Recently, a rabbi in Greenville, SC, provided helpful perspective on BJU and the GRACE investigation. In the past, he has been strongly and publicly critical of BJU. This time, he was not. He wrote, “No one—no one, owns the high ground on this.” While I appreciated his honesty and fair-mindedness, I was also distressed. Of all people, we who are Christians should be on the high ground. It is a tragic failure that we are not! It is time that we model and lead in redemptive change rather than be pushed into it. Our silence has left a vacuum filled by cynicism.
To those inclined to be cynical
Much of the support for sexual abuse victims from BJU has come from others who are deeply antagonistic toward BJU. Their tone and words are usually cynical. Cynicism is scornful of another’s motives, assuming them always to be selfish and incapable of change. Cynicism might accomplish a short term goal that seems positive, but it ultimately destroys more than it builds.

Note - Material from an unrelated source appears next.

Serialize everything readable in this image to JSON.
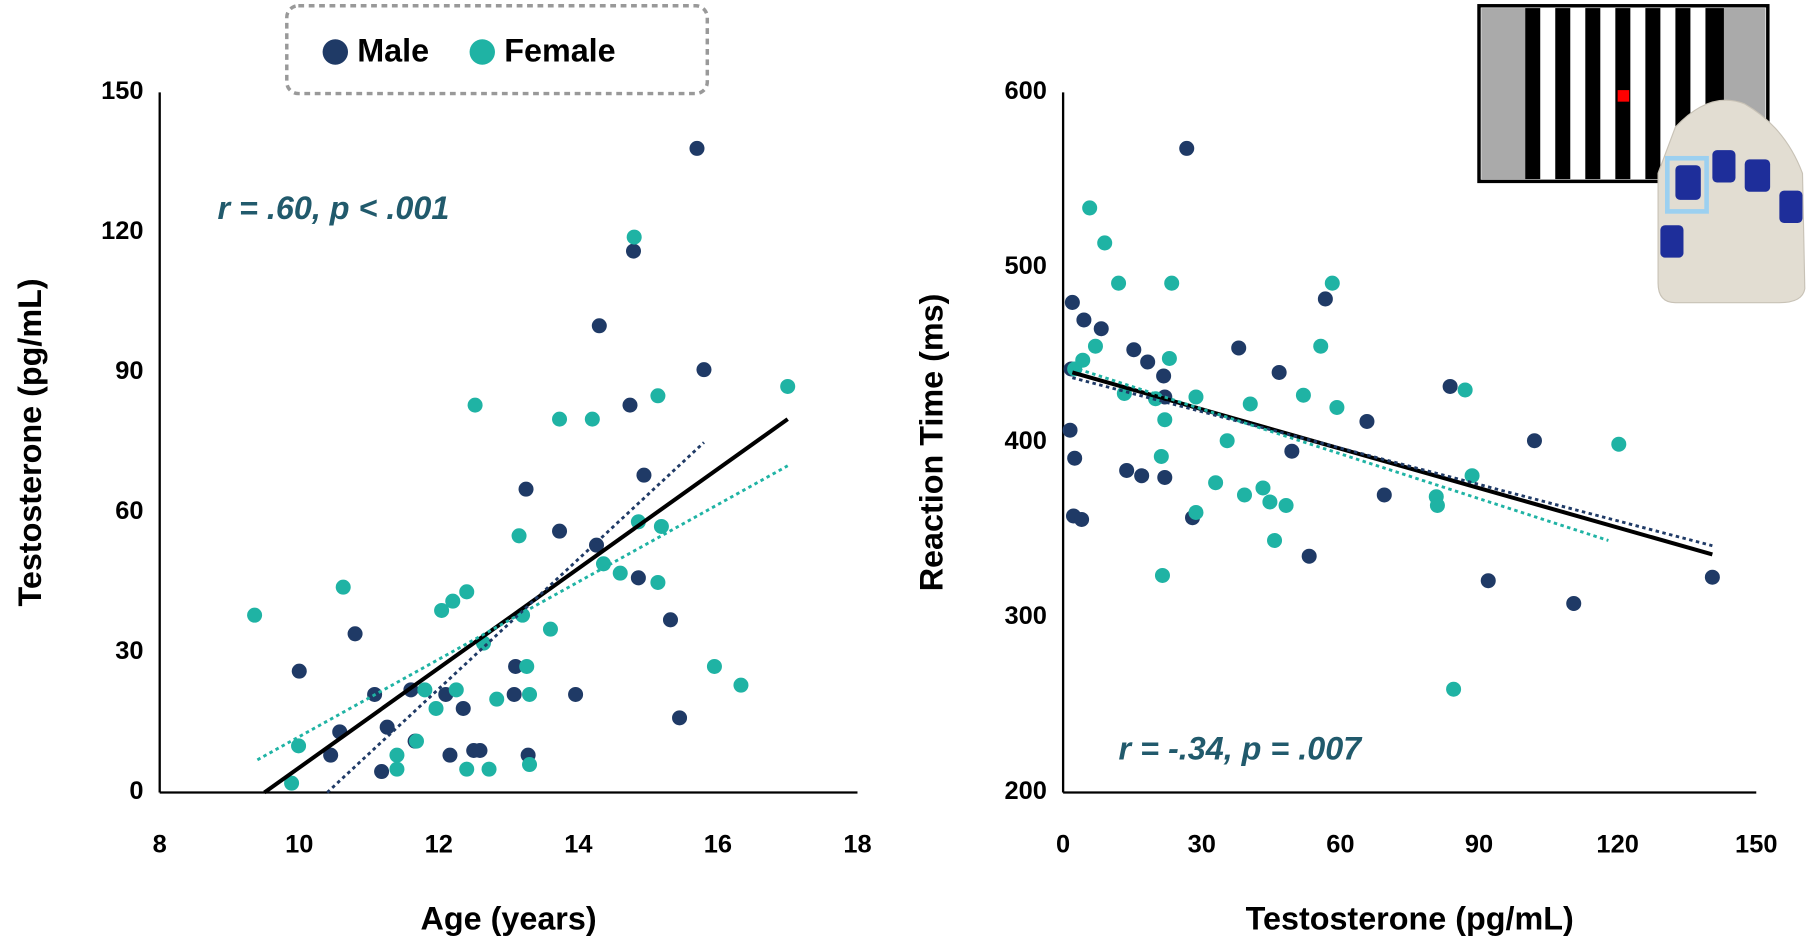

It is inherently corrosive.
Cynicism also alienates those who could give real help in long term, constructive change. They are not eager to join voices with those who openly wish for BJU’s demise, use personal insult, and try to attach irrelevant issues and personal grudges to the legitimate claims of abuse victims. Posting links to sources that are hostile to Christianity, such as The Young Turks, another self-defeating tactic, does not help either.
Some Christians have tried to justify the cynical approach by arguing that BJU could have forestalled the hostility by responding in a more timely fashion. I do not argue with that. But at the same time I find no instance in Scripture where Jesus reacted with cynicism, even toward His most implacable tormentors. In light of that, here are a few questions for the cynics to consider. Does Jesus need or want our malicious words to accomplish His purposes? Are we trying to bring truth to light and healing to the wounded because the Father has told us to do it, or because we think we can make it happen? Where did Jesus give any of us authority to judge the motives of our brothers and sisters?
I believe that what is needed is BJU alumni who speak with good will and want good changes to continue. I appeal to them to engage in humble, loving confrontation. Only a few days ago Pastor Ryan Ferguson, a former BJU student, gave us an example worthy of following. Watch his video “open letter” below. Speaking to BJU’s leaders, Pastor Ferguson says, “It is my opinion that even your greatest critics would be stunned by a simple and forward statement of responsibility.” I agree. Please contact BJU and urge them to do that. Even before the investigation is complete, such a statement would go far.
As of this posting, no public announcement has been made regarding the BJU/GRACE talks to restart and complete the investigation. Regardless, the outcome is not inevitable. God can accomplish His purposes with or without us, but our participation with Him does matter. How we speak and how change is accomplished also matters.